Mailer felt obliged to make literature, or better yet a demonic theoretical broadside, out of his hump-piles and pungent smoke. His notorious essay “The White Negro: Superficial Reflections on the Hipster” (1957) celebrates the men and women who, in the teeth of death as it awaits them in the 20th century, by thermonuclear blast, extermination camp, or cancer, “set out on that uncharted journey into the rebellious imperatives of the self,” “encourage the psychopath in [themselves] . . . [and] explore that domain of experience where security is boredom and therefore -sickness.”
The passage that horrified even sometime admirers and sealed Mailer’s stinking notoriety justifies and indeed honors the murder of a 50-year-old candy-store owner by two young hoodlums, for so apparently cowardly an act requires the courage of facing down the law: “The hoodlum is therefore daring the unknown, and so no matter how brutal the act, it is not altogether cowardly.” To dare the unknown marks Mailer’s consummately vital man, the man who really knows how to live. Energy rather than goodness is the measure of his worth.
The increasing wantonness of his life and the unhinged abandon of his thought were the portent of something truly loathsome. At a Saturday-night party in November 1960, after Adele locked herself in the bathroom with another woman, the drunken and disoriented Mailer stabbed his wife, piercing the pericardial sac and nearly killing her. While she lay in the hospital, he wandered the city and even appeared on a television show with Mike Wallace, advocating that jousting tournaments (horses, armor, lances) for juvenile delinquents be held in Central Park. When he did go to the hospital looking for Adele, the police arrested him. Despite Mailer’s protests that if he were committed to a mental hospital, his writing would be forever suspect—“My pride is that I can explore areas of experience that other men are afraid of”—the magistrate sent him off to Bellevue; after 17 days of observation, the medical authorities declared him sane. He wound up pleading guilty to the stabbing and received a suspended sentence and three years’ probation. In 1961, at the 92nd Street Y, he read the following poem: “So long as you use a knife there’s some love left.”...
.. But he was also hell-bent on fame as the whimsical passions of the hour dispensed it, craving the narcotic of his outsize image in the press and on television, perpetually measuring his accomplishment against those of his contemporaries and invariably proclaiming himself biggest.

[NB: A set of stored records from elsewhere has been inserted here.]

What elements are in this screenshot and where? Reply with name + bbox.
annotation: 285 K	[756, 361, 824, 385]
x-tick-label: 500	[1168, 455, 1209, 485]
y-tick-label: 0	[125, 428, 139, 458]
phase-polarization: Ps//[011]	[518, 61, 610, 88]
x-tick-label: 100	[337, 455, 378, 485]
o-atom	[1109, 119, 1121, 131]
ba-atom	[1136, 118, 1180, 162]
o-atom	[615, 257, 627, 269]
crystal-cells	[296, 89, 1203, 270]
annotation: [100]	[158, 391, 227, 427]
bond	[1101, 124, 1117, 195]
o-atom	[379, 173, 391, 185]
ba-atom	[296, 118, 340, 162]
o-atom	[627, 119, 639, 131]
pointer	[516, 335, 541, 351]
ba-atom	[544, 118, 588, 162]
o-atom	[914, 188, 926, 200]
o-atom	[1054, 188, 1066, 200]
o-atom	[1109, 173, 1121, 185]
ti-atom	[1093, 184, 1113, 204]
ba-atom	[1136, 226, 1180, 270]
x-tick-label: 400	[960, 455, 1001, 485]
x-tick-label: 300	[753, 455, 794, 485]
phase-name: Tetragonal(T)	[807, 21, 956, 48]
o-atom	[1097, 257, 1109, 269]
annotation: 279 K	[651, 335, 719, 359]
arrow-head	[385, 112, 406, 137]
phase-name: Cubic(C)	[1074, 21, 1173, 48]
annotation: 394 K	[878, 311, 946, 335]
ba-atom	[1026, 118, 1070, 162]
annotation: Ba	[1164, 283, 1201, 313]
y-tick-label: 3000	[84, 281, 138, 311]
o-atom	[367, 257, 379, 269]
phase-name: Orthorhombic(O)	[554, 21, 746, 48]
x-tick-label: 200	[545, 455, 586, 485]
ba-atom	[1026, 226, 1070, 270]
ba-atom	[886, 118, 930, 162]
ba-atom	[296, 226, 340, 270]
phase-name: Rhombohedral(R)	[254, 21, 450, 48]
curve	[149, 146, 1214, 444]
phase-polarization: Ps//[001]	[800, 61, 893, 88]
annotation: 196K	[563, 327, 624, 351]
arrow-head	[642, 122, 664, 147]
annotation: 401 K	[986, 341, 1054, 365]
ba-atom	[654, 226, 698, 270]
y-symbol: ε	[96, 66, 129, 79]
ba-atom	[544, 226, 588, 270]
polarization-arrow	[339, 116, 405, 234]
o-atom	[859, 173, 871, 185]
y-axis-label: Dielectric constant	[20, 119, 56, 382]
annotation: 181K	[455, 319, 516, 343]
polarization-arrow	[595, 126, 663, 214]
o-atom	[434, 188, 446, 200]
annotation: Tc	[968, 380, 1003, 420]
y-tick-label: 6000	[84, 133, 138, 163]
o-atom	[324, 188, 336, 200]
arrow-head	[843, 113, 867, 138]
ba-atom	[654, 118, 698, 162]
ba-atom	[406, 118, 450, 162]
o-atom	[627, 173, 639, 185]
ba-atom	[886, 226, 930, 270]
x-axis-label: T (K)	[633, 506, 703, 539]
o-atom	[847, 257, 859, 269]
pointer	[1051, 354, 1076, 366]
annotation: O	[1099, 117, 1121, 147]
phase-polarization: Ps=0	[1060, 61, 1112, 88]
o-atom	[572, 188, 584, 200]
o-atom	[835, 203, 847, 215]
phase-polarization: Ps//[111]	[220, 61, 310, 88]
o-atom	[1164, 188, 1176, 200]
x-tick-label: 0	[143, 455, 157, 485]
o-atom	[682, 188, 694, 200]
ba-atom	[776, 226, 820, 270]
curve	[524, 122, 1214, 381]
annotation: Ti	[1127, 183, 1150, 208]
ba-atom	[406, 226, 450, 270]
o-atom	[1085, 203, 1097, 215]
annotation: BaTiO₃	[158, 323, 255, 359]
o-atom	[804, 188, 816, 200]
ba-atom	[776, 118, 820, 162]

His vulgarity was a more significant factor in his allure than whatever he possessed of high aspiration. The way his most serious ambition was joined to his crassest need made him singularly appealing to a literary public that fed on nonsensical political ideas and fantasies of artistic superstardom, with its fabulous perquisites of cultural ubiquity, wealth, and hot sex.
He fancied himself one of the big thinkers, and most of his ideas were not only bad but appalling; for he lived largely for the body’s pleasures, actual and vicarious, and adopted ideas that serviced those pleasures. T.S. -Eliot remarked that a great writer creates the taste by which he is appreciated; Mailer helped create the moral confusion amid which he was glorified—not quite what Eliot had in mind.
Until he is forgotten, Mailer should be remembered not only in a fool’s cap and bells but also in a scoundrel’s midnight black. For in an age crawling with intellectual folly, he was one of the reigning dunces, even his best works were shot through with adolescent fatuities, while the worst of his words and deeds were stupid and vicious without bottom. One is torn between wishing that his memory would disappear immediately and wanting his remains to hang at the crossroads as a lasting reminder to others.